Venons-en maintenant au résultat central de cette étude. Les chercheurs de l’Institut Wistar ont développé un arsenal analytique très sophistiqué, associant techniques de séquençage et analyses informatiques. L’objectif étant de mesurer quelle est la part des transcriptions alternatives dans la genèse de la diversité des protéines isoformes. Avant le dévoilement des résultats, on pouvait penser que l’épissage alternatif était la principale cause d’« isoformité » du protéome alternatif. Or, la surprise fut que la transcription alternative est extrêmement courante et même majoritaire dans les tissus étudiés (cervelet de souris en développement). D’où la conclusion des chercheurs sur la nécessité de revoir le paradigme central de la biologie moléculaire et de mettre en avant les isogènes. Autrement dit, si le livre du génome est important, toute aussi essentielle est la lecture alternative de ce génome, autrement dit, tout se passe comme le texte génétique était partiellement interprété, avec des séquences pouvant être lues ou ignorées. Il existe donc deux sources principales de diversité moléculaire, la transcription alternative et l’épissage alternatif. Dans le cervelet en développement, c’est la transcription alternative qui fournit le plus de diversité dans le protéome, comme l’ont montré Davuluri et ses collaborateurs.

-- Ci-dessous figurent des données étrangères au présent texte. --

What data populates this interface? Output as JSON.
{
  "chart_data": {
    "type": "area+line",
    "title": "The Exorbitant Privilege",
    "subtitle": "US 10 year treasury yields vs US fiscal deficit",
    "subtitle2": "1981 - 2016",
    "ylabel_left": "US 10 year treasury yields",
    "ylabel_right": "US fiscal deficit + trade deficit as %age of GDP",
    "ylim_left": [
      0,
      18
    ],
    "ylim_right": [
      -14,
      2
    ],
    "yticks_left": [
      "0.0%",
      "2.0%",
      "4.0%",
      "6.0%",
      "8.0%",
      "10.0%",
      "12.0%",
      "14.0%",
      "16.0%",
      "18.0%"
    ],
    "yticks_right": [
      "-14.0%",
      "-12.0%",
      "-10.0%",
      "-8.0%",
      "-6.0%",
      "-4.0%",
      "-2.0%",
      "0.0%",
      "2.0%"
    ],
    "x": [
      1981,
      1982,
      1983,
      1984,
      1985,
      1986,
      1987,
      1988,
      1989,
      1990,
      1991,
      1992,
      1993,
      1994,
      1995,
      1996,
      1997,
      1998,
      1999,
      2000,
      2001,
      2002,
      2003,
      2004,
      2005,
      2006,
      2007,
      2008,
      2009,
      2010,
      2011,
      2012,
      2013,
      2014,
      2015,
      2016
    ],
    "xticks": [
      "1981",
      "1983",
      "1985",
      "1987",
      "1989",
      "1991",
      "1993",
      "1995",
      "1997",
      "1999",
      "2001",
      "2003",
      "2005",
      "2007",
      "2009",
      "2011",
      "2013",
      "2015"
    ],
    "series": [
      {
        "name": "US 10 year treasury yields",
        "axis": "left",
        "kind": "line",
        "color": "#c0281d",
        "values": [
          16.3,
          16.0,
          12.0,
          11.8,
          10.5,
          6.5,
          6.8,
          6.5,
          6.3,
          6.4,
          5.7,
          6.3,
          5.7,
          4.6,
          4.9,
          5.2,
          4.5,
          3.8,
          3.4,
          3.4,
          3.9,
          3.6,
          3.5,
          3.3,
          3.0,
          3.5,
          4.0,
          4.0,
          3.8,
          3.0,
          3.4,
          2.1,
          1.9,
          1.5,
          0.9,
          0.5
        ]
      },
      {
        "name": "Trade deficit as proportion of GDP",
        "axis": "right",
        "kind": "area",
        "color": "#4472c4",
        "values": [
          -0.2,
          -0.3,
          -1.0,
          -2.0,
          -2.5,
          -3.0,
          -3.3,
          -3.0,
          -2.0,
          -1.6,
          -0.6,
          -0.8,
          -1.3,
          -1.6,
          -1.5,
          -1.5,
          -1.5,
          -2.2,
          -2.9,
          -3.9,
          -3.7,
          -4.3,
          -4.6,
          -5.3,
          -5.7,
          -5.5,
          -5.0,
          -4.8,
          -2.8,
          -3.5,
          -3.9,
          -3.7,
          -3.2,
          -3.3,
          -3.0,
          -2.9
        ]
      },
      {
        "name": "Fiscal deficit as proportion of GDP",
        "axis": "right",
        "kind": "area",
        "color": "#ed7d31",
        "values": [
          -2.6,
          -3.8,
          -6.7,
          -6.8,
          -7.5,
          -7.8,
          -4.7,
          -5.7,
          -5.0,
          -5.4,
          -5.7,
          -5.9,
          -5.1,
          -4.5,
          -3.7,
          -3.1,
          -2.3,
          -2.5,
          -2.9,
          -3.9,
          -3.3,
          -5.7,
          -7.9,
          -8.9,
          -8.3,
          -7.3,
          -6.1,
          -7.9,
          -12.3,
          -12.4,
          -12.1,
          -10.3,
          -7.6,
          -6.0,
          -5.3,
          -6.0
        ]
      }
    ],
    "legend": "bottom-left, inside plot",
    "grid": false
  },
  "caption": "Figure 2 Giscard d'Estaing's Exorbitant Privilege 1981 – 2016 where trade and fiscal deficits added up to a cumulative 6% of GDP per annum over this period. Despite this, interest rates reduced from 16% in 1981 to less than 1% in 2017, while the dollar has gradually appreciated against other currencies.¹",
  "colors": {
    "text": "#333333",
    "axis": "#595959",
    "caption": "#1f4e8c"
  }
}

Le dogme classique n’est pas abandonné pour autant mais il est sensiblement modifié si bien que l’on peut résumer le flux des informations cellulaires depuis l’ADN de cette manière :
Génome + promotérome = isogénome
Isogénome + épigénome + transcription = transcriptome (alternatif)
Transcriptome + épissage + traduction + post-traduction = protéome.
Le flux d’informations génétiques emprunte ainsi un cours sinueux, avec de multiples étapes, interactions, régulation. Si bien que le schéma de développement et différenciation cellulaire ressemble de moins à moins à un programme de production de protéines, chacune issue d’une expression de gènes spécifiques. La transcription alternative introduit une interprétation du génome, ce qui impose de revoir le lien entre la sélection naturelle et l’ADN qui est sélectionné sans une espèce. Quel est le rôle de la transcription alternative ? Est-ce une subtilité plastique permettant à l’organisme de moduler son protéome en fonction des situations du milieu ? Cette question se pose puisque la théorie de l’évolution est l’un des deux cadres les plus importants pour comprendre la vie. De plus, les phénomènes de cancérisation pourraient être liés de près à ces processus de transcription alternative. Et pourquoi ne pas interpréter le cancer comme une réponse cellulaire dans un organisme conçu comme un milieu imprégné de diverses perturbations ? A méditer.